Mesmo sem possuir documentos básicos para comprovar relação de emprego, um trabalhador conseguiu na Justiça o reconhecimento de vínculo empregatício com uma lavanderia de Goiânia, onde atuou, por pouco mais de três meses, como lavador de roupas. A determinação é da 1ª Turma do Tribunal Regional do Trabalho de Goiás (TRT-18). Ao analisar o caso, os magistrados reverteram decisão de primeiro grau, da 18º Vara do Trabalho de Goiânia, que indeferiu o pedido do empregado.
Na ação, o trabalhador afirma ter prestado serviços em prol da empresa Styllo Surf entre os meses de agosto e novembro de 2012, na unidade da empresa em Goiânia. No entanto, não foi procedido o registro na Carteira de Trabalho por Tempo de Seguro (CTPS). Já a empresa negou a existência de vínculo, sustentando que não houve prestação de serviços por parte do trabalhador em seu benefício e negou ter unidade em Goiânia.
Conforme explicam os advogados Fátima Jácomo e Thiago Jácomo, que representaram o trabalhador na ação, o mesmo não possuía documentos básicos para comprovar a relação de emprego, tendo como prova, apenas um cheque de titularidade do proprietário da empresa e testemunhas. Durante a instrução processual, o juiz acatou a contradita das testemunhas, que foram ouvidas apenas como informantes. Considerando a inexistência de prova suficiente do vínculo, o magistrado de primeira instância indeferiu o pedido de reconhecimento de vínculo empregatício.
Ao acatar o recurso, o relator, desembargador Geraldo Rodrigues do Nascimento, baseou seu convencimento nas provas apresentadas pelo trabalhador.

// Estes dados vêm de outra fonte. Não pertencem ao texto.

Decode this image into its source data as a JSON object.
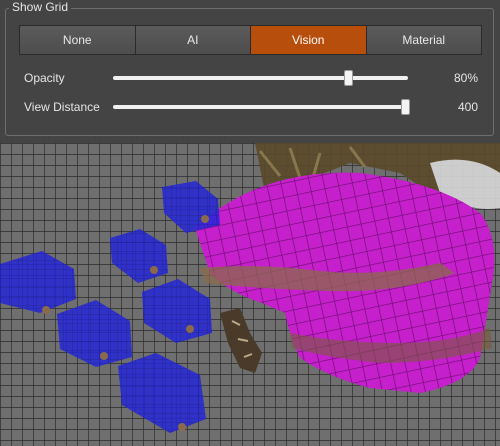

O magistrado observa que no Direito do Trabalho prevalece o princípio da primazia da realidade, o que vale dizer que os efeitos das relações havidas entre as partes são extraídos da maneira pela qual se realizou a prestação de serviços.

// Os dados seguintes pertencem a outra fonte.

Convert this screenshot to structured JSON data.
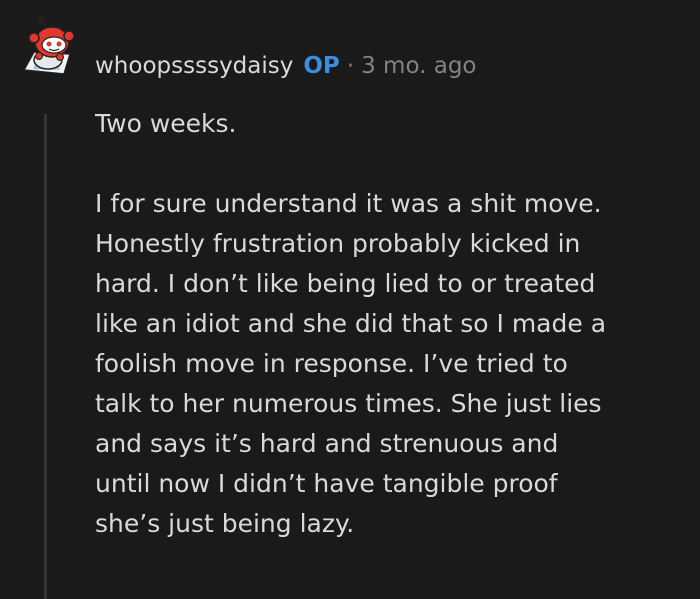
{
  "comment": {
    "author": "whoopssssydaisy",
    "badge": "OP",
    "separator": "·",
    "time": "3 mo. ago",
    "paragraph1": "Two weeks.",
    "paragraph2_lines": [
      "I for sure understand it was a shit move.",
      "Honestly frustration probably kicked in",
      "hard. I don’t like being lied to or treated",
      "like an idiot and she did that so I made a",
      "foolish move in response. I’ve tried to",
      "talk to her numerous times. She just lies",
      "and says it’s hard and strenuous and",
      "until now I didn’t have tangible proof",
      "she’s just being lazy."
    ]
  },
  "colors": {
    "background": "#1a1a1b",
    "text": "#d7dadc",
    "meta": "#818384",
    "op_badge": "#3b8dde",
    "thread_line": "#343536"
  },
  "icons": {
    "avatar": "snoo-avatar-icon"
  }
}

Logo, conforme salienta, as relações jurídicas se definem e se conceituam pelo seu real conteúdo (o que ocorre na prática), pouco importando o que consta de documentos formais. “Pelo conjunto fático-probatório produzido nos autos, formo ilação de que houve uma sucessão de empregadores, mesmo que temporariamente”, completa.